While it may have the look of a chain like Chipotle, Cabo Fresh is truly a mom and pop operation. Owner Jim DiVilio, his wife, Diana, and their three children take orders from behind the counter, assembling tacos, burritos, salads and more. Customers move down a line, picking out ingredients. The operative word here is "fresh," with almost everything made on premises and from scratch.
From the outset, DiVilio won me over by using dark meat chicken. The moist, fire-roasted poultry pieces were part of a vibrant salad topped with citrus Texmati rice, black beans, pico de gallo and two salsas, roasted corn and mango.
Another time, a friend's first bite of a barbecued chicken quesadilla elicited a double take: Something this good at a fast-food place? Meanwhile, a fire-eating companion made fast work of a "Baja bowl" -- smoky, juicy pieces of fire-grilled steak atop rice, beans and white-hot habanero salsa.
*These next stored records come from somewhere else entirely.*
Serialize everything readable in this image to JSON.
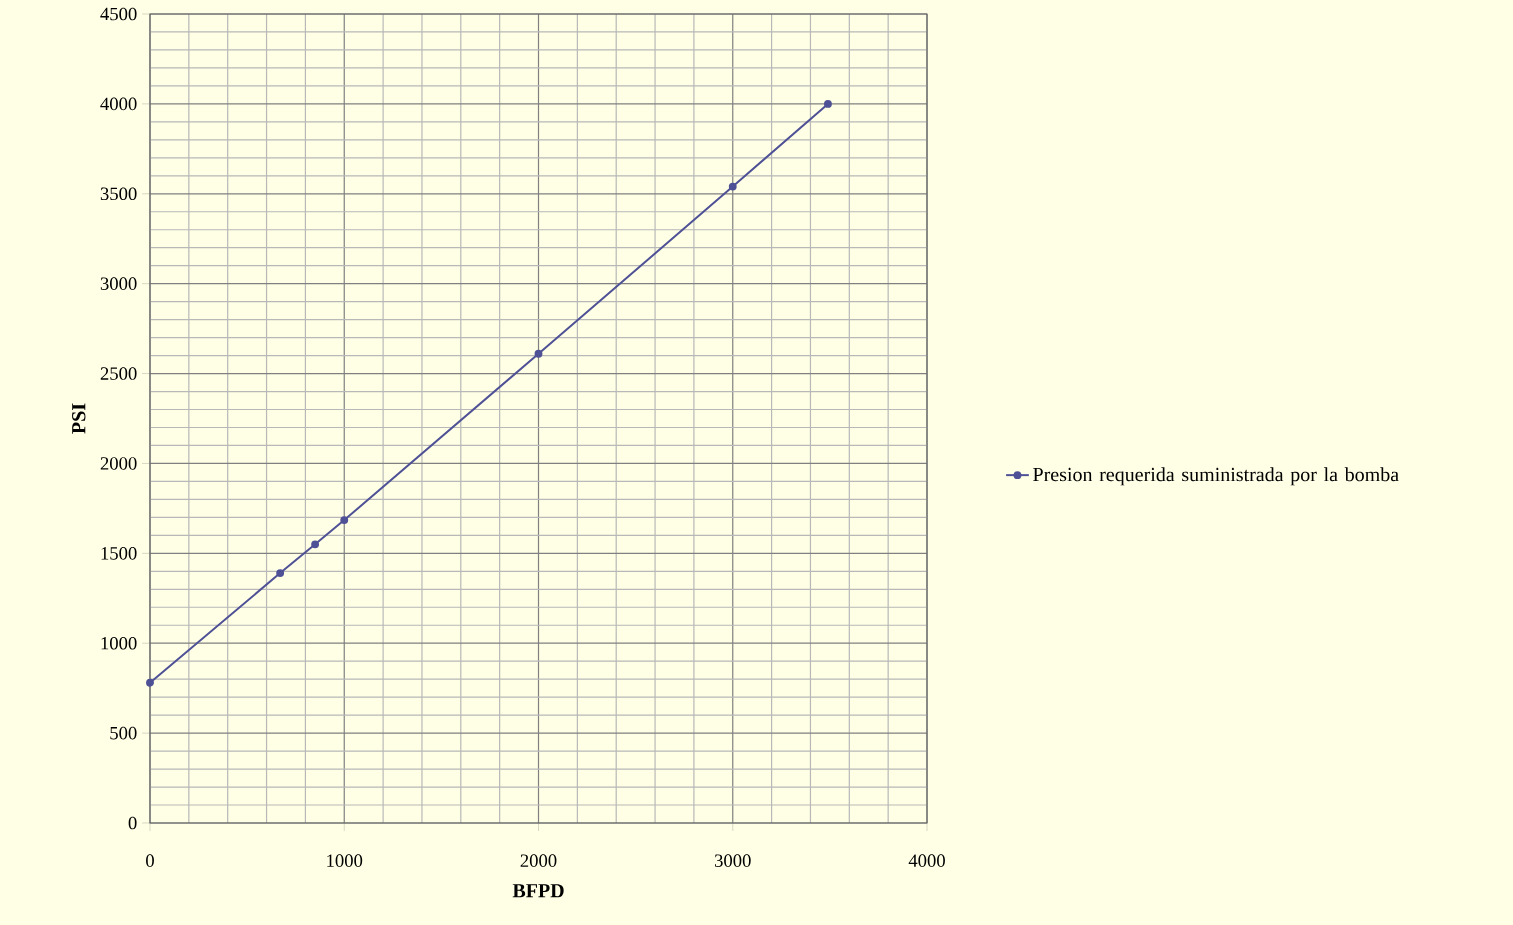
{
  "chart_data": {
    "type": "line",
    "xlabel": "BFPD",
    "ylabel": "PSI",
    "series": [
      {
        "name": "Presion requerida suministrada por la bomba",
        "color": "#4f5196",
        "x": [
          0,
          670,
          850,
          1000,
          2000,
          3000,
          3490
        ],
        "values": [
          780,
          1390,
          1550,
          1685,
          2610,
          3540,
          4000
        ]
      }
    ],
    "xlim": [
      0,
      4000
    ],
    "xticks": [
      0,
      1000,
      2000,
      3000,
      4000
    ],
    "ylim": [
      0,
      4500
    ],
    "yticks": [
      0,
      500,
      1000,
      1500,
      2000,
      2500,
      3000,
      3500,
      4000,
      4500
    ],
    "grid": true,
    "legend": "right",
    "marker": "circle",
    "line_style": "solid"
  }
}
To cool the flames: a refreshing mango madness smoothie.
There was, admittedly, too much cucumber wasabi dressing in an otherwise grand seared ahi tuna bowl, the chunks of spice-crusted fish done super-rare, as specified. Also in the bowl: spinach, rice and pico de gallo.
Crisp corn tortillas stuffed with sweet pork carnitas -- cubes of meat roasted with pineapple barbecue sauce -- proved a revelation. I would have preferred soft corn to white flour tortillas in my chili-roasted beef taco, but the meat was imbued with such dulcet smokiness that it hardly mattered. A whole-wheat burrito "fajita style" came with onions and peppers in place of beans; its main ingredient, shrimp, was grilled to sweet succulence. A big hit.
A potent and fruity frozen strawberry margarita came in a plastic cup. Beer also is available. To finish, there were choco tacos, little waffle ice-cream treats made by Klondike. I preferred them to churros -- sticks of sugary fried dough.
DiVilio, doubtless, sank much dough into making Cabo Fresh a "green" place that optimizes reclaimed and energy-efficient materials. Franchises are on the horizon. For now, though, there's much to be appreciated in a family-run original.